The lovebirds got hitched Oct. 19, 1940 in Dillon, S.C. – the one state en route to Florida that didn’t require blood tests (a standard practice at the time to ensure that the couple is not related), or lengthy paperwork that would have taken several days to process. The sweethearts needed a short, sweet ceremony so they could continue to Florida on their blissfully wedded way.

“Five dollars and five minutes with the justice of the peace,” chuckled Bea, who changed for her nuptials into a periwinkle corduroy dress inside a gas station restroom.

A year later on Oct. 2, 1941, the couple gave birth to their only daughter, Carol; now 70 and residing off Thomas Road in Gilroy. Bea and Carol remain close and see each other on a regular basis.

Having stellar role models for maintaining a healthy marriage taught Carol the importance of keeping the communication lines open between husband and wife.

“What I took away from my dad was to be a squeaky wheel,” said Carol Monday over the phone. “You need to speak up when things aren’t going right.”

Carol was married for 41 years to Tak Jio, her late husband who passed away July 18, 2010 due to complications with his liver.

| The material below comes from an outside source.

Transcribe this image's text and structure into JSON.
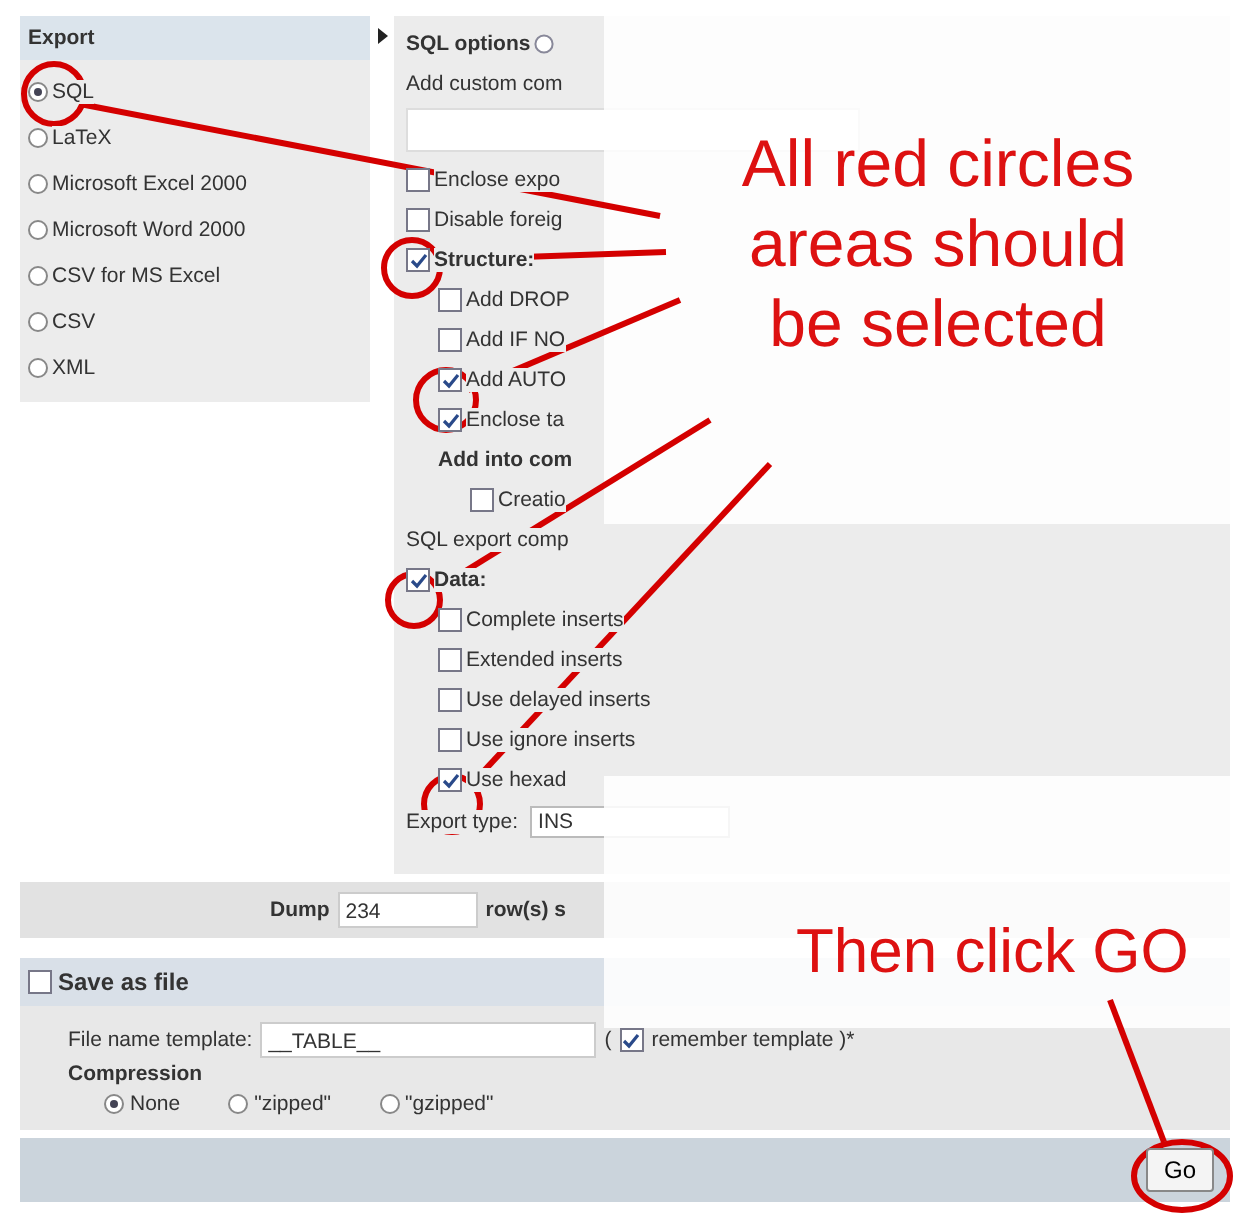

Bea said Carol, who enjoyed camping and traveling with her parents on trips until she entered high school and became disinterested, was “shocked that we got a second mortgage on our house so we could afford to travel,” Bea laughed. “I didn’t care if I had $1,000 drapes. I wanted mileage.”

Inside Bea’s apartment, relics from a lifetime’s worth of adventures paint a trajectory of travels, from a “Holland America Line” coaster sitting on a lamp stand, to an African safari vest hanging in Bea’s closet.

Bea’s bathroom in Wheeler Manor, fittingly, is festooned in postcards, a map and a shower curtain depicting the seven continents.

“We’ve been to Kenya, Morocco, France, Germany …” said Bea, pointing to various spots with an index finger.

Besides the time they spent road tripping all over the western United States in an RV, the couple lived in various areas throughout California. While Fred worked as a logistics engineer for Ford Aerospace, Bea eventually landed her “dream” job working as secretary to the director of International Education at California State University, Fullerton.

Fred passed away from heart failure Nov. 10, 1996 at the age of 78. The couple was living in Oroville in Butte County.

“I think about him every day. I miss him,” said Bea, sighing. “He was my dearest friend and beloved companion. It’s hard being a widow.”

After Fred’s passing, Bea stayed on for three years in Oroville before moving to the Garlic Capital in 1999. She has been living independently for six years at Wheeler Manor, a senior housing complex on Fifth Street. She has two grandchildren and four great-grandchildren.

Bea still remembers “their song” – a jazz/dance number for couples called “Begin the Beguine.”

Written by Cole Porter, recorded in 1938 and made famous by dancing legend Fred Astaire in the MGM musical, “Broadway Melody of 1940,” this is the first song Bea and Fred danced to during their first date.

Bea loved Fred’s sense of humor, and the way he cared about other people.

“He had such a warm, outgoing personality,” she said, of the man who stuck by her side through thick and thin, including the years she battled breast cancer between 1988 and 1990. “He could not have been more supportive. He was so wonderful.”

Her advice for a long and healthy marriage?

“Never go to bed mad at each other,” Bea advised. “We had a pact that we would never go to bed mad at each other.”